Worth trying if it fits your goal and context.
ELI5
In plain language
Endurance athletes usually achieve performance peaks with 2-4 weeks of overload training followed by 1-3weeks of tapering. (controlled study; elite athletes).
Effects on Time-trial performance are mixed or unclear from the abstract alone. Treat this as a signal, not a guarantee; confirm methods and context in the full paper.
Takeaways
What the abstract suggests
- • Study question: Endurance athletes usually achieve performance peaks with 2-4 weeks of overload training followed by 1-3weeks of tapering.
- • Effects on Time-trial performance are mixed or unclear from the abstract alone.
- • Population: elite athletes.
- • Protocol cues (title/abstract): 4 weeks • 3weeks.
Protocol
Protocol (as reported)
- • Intervention/exposure: taper, tapering.
- • Dose/time/duration cues in abstract/title: 4 weeks • 3weeks.

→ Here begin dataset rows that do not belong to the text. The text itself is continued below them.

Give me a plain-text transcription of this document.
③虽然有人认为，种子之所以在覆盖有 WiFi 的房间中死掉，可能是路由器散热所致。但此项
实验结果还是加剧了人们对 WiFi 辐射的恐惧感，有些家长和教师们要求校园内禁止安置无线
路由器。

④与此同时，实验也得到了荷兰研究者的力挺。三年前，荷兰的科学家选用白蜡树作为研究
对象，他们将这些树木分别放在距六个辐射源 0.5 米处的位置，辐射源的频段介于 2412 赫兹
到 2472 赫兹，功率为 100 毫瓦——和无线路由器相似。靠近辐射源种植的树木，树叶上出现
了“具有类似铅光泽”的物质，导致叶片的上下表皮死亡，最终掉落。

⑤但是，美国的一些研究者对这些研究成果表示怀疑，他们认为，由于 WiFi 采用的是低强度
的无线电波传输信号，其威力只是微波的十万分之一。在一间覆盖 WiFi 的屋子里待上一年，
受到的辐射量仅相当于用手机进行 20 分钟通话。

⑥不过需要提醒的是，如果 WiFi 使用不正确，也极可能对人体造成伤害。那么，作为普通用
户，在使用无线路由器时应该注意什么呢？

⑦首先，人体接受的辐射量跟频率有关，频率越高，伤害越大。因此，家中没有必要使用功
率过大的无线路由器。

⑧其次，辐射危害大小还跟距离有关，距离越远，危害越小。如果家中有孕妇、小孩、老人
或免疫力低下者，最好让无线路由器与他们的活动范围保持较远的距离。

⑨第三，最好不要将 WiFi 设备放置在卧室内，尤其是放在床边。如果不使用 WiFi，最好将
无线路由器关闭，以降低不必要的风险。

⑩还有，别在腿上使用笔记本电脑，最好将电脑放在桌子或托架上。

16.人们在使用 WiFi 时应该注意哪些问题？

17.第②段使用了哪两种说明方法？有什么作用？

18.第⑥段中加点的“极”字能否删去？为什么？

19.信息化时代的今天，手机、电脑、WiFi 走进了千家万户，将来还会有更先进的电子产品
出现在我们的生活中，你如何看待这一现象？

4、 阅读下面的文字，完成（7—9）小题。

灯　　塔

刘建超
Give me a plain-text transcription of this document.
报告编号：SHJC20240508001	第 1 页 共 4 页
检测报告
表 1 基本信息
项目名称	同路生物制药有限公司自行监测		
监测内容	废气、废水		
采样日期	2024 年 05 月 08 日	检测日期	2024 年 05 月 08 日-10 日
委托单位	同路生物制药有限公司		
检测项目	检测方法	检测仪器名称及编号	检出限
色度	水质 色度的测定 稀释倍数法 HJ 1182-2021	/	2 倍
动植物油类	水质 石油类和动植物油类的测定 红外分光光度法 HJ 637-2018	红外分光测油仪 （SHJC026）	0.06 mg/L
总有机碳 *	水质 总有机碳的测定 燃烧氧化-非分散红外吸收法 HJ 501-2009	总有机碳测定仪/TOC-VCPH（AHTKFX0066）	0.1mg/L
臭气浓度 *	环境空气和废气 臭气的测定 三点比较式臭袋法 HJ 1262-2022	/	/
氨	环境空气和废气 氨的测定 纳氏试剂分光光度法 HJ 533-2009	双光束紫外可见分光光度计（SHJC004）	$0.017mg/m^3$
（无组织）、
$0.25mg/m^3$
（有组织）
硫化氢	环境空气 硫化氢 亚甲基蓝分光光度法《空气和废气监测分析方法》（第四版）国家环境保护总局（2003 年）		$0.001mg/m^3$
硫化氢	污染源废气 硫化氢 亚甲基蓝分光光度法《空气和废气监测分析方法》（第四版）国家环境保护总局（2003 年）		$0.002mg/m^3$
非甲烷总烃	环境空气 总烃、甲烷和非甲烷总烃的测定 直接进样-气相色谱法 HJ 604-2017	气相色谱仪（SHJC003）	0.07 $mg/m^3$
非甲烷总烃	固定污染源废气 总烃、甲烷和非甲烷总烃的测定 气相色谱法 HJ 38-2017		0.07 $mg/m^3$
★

- • Outcomes: Time-trial performance.
- • Replication note: abstracts often omit adherence and timing; confirm details before changing training or supplementation.
Fit
Who it helps, and who should skip it
Who it helps
- • Athletes similar to the study population (elite athletes) working on tapering.
- • Athletes who can measure Time-trial performance with a repeatable workout or time-trial effort.
Who should skip
- • If you have symptoms or conditions that make the intervention risky, get professional guidance.
- • If you’re near race day and can’t safely test, defer the experiment.
Methods
What the study actually did
- • Design: controlled study.
- • Population: elite athletes.
- • Outcomes measured: Time-trial performance.
- • Protocol cues mentioned: 4 weeks • 3weeks.
- • Source: PubMed PMID 27476525 (2017) — Journal of sports sciences.
Results excerpt
What the abstract reports
“Other baseline measurements were reduced by 3-7%.”
Note: excerpts are short; for full context, read the paper.
Limits
Limitations & bias
- • Abstract-only summaries can miss critical details (population, protocol, adherence, and context).
- • Single studies often don’t generalize to your event, history, and training load; treat results as a starting point.
- • If your context differs (elite vs recreational; cycling vs running), adjust expectations and be conservative.
- • This is performance information, not medical advice.